With newcomers to off-grid living, however, installers may advise a set of L16s or even golf-cart batteries as a training set, rather than suggesting more expensive batteries. Some homeowners are simply better than others at maintenance duties, and a ruined bank of industrial cells is a bitter pill to swallow. An inexpensive first set is a smaller investment, and allows for several years of adjustment to an off-grid lifestyle and load-watching. Plus, because of change in family size and lifestyle, the replacement industrial bank may end up larger or smaller than the load analysis determined in the initial design.

Sealed batteries offer some benefits over flooded batteries. They require no maintenance beyond proper charging. As the electrolyte is either gelled or absorbed, they don’t gas during normal charging. Lacking liquid electrolyte, they are charged to lower voltages and can tolerate small arrays and lower charge rates, as long as they regularly reach and maintain full charge. They don’t require adding water or equalizing, plus they don’t leak and won’t foul battery storage areas or attract corrosion on terminals. Absorbed glass mat (AGM) batteries are non-spillable and non-hazardous, so can be shipped via common ground and air freight with no hazardous material costs. Since access to the cell tops to add water is not necessary, they can be mounted in any orientation without harm. Their stackability means they may occupy less floor space than flooded batteries.

But sealed batteries are not without their drawbacks. AGM batteries may last longer than inexpensive flooded batteries, but not as long as industrial flooded batteries. For example, Concorde estimates seven to 10 years of service in off-grid use.

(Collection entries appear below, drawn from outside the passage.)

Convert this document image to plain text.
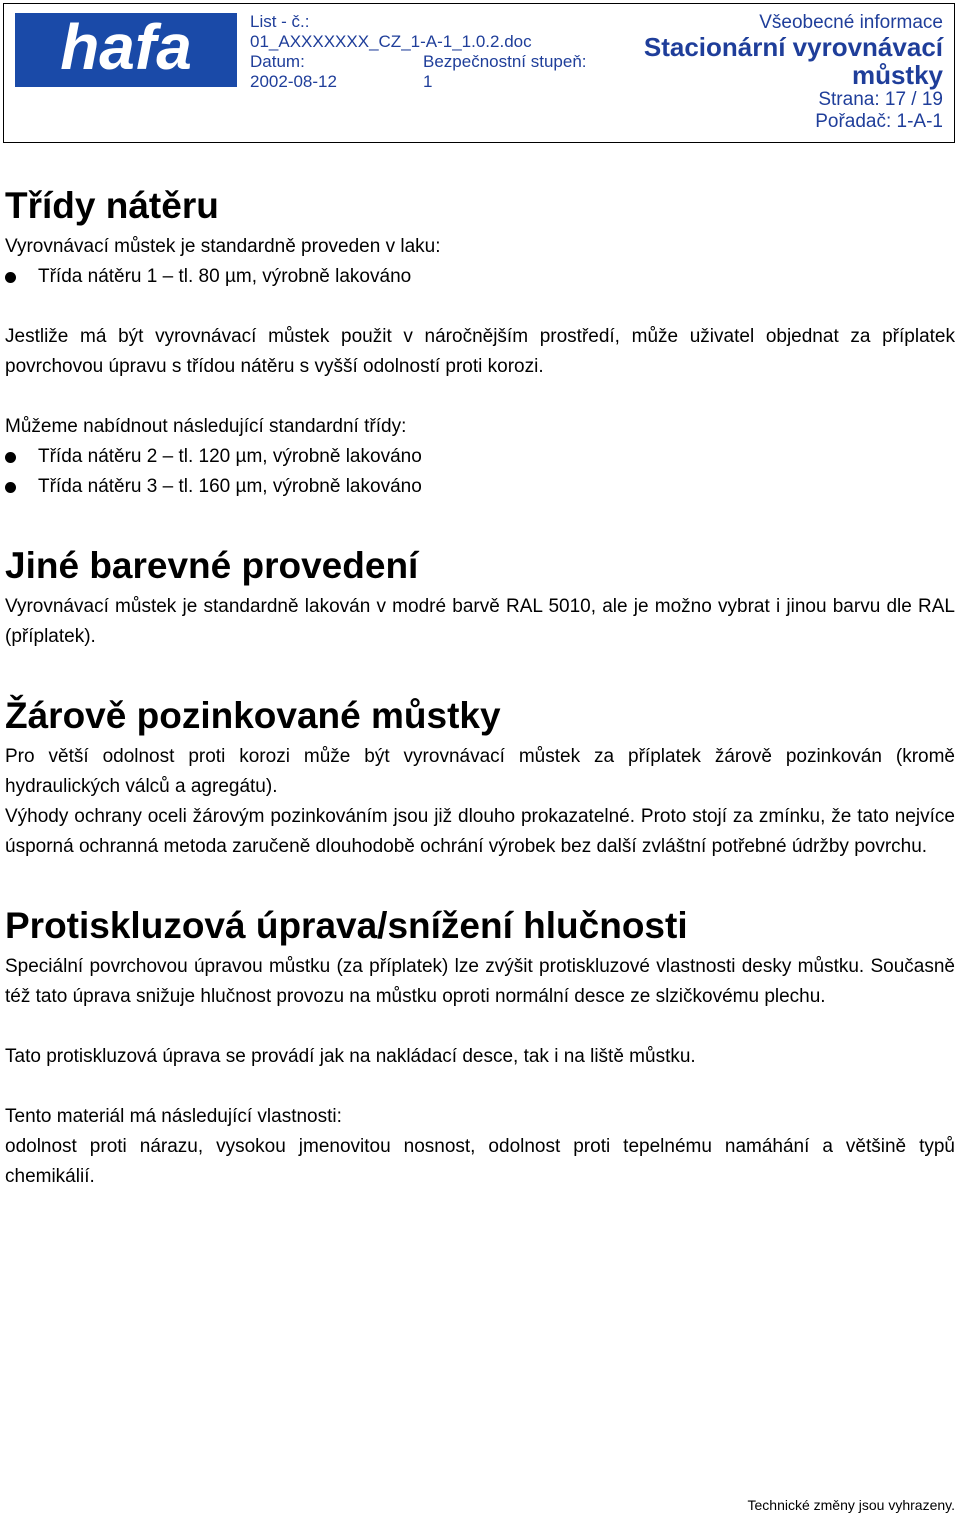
hafa	List - č.:
01_AXXXXXXX_CZ_1-A-1_1.0.2.doc
Datum:
2002-08-12
Bezpečnostní stupeň:
1
Všeobecné informace
Stacionární vyrovnávací
můstky
Strana: 17 / 19
Pořadač: 1-A-1
Třídy nátěru

Vyrovnávací můstek je standardně proveden v laku:

Třída nátěru 1 – tl. 80 µm, výrobně lakováno

Jestliže má být vyrovnávací můstek použit v náročnějším prostředí, může uživatel objednat za příplatek povrchovou úpravu s třídou nátěru s vyšší odolností proti korozi.

Můžeme nabídnout následující standardní třídy:

Třída nátěru 2 – tl. 120 µm, výrobně lakováno
Třída nátěru 3 – tl. 160 µm, výrobně lakováno
Jiné barevné provedení

Vyrovnávací můstek je standardně lakován v modré barvě RAL 5010, ale je možno vybrat i jinou barvu dle RAL (příplatek).

Žárově pozinkované můstky

Pro větší odolnost proti korozi může být vyrovnávací můstek za příplatek žárově pozinkován (kromě hydraulických válců a agregátu).

Výhody ochrany oceli žárovým pozinkováním jsou již dlouho prokazatelné. Proto stojí za zmínku, že tato nejvíce úsporná ochranná metoda zaručeně dlouhodobě ochrání výrobek bez další zvláštní potřebné údržby povrchu.

Protiskluzová úprava/snížení hlučnosti

Speciální povrchovou úpravou můstku (za příplatek) lze zvýšit protiskluzové vlastnosti desky můstku. Současně též tato úprava snižuje hlučnost provozu na můstku oproti normální desce ze slzičkovému plechu.

Tato protiskluzová úprava se provádí jak na nakládací desce, tak i na liště můstku.

Tento materiál má následující vlastnosti:

odolnost proti nárazu, vysokou jmenovitou nosnost, odolnost proti tepelnému namáhání a většině typů chemikálií.

Technické změny jsou vyhrazeny.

They are substantially more expensive: typically double the cost of industrial cells of similar capacity. They are more susceptible to damage from overcharging.

These batteries are well-suited to homeowners who don’t want to perform their own battery maintenance. This includes many newcomers to off-grid living, who want (and can afford) a professionally designed and installed system, and can live well within its limitations, but prefer not to be involved with battery maintenance. Sealed batteries are also well-suited to cabins and homes with seasonal use and little maintenance, and for weekend cabins in which small arrays and larger banks provide energy for weekend use.

PV-to-Battery Sizing

Originally, deep cycle batteries were meant to be cycled during a work shift and then be immediately and fully charged daily with utility power: a predictable and well-managed charging regimen. In an off-grid home system, both loads and RE resources vary from day to day and season to season. Some days, batteries will be full by mid-morning; at other times, batteries may not be full for days. Opportunity charging is the term given to the treatment of batteries in RE systems: the charging system takes maximum advantage of any RE source when it’s available. In practical terms, this means that charge voltage settings are often set higher, and absorption times are often set to the maximum available—often 4 hours (with the 2% current threshold as an override, to minimize daily gassing when a system is left unused)—see “The Charging Process” sidebar on page 87.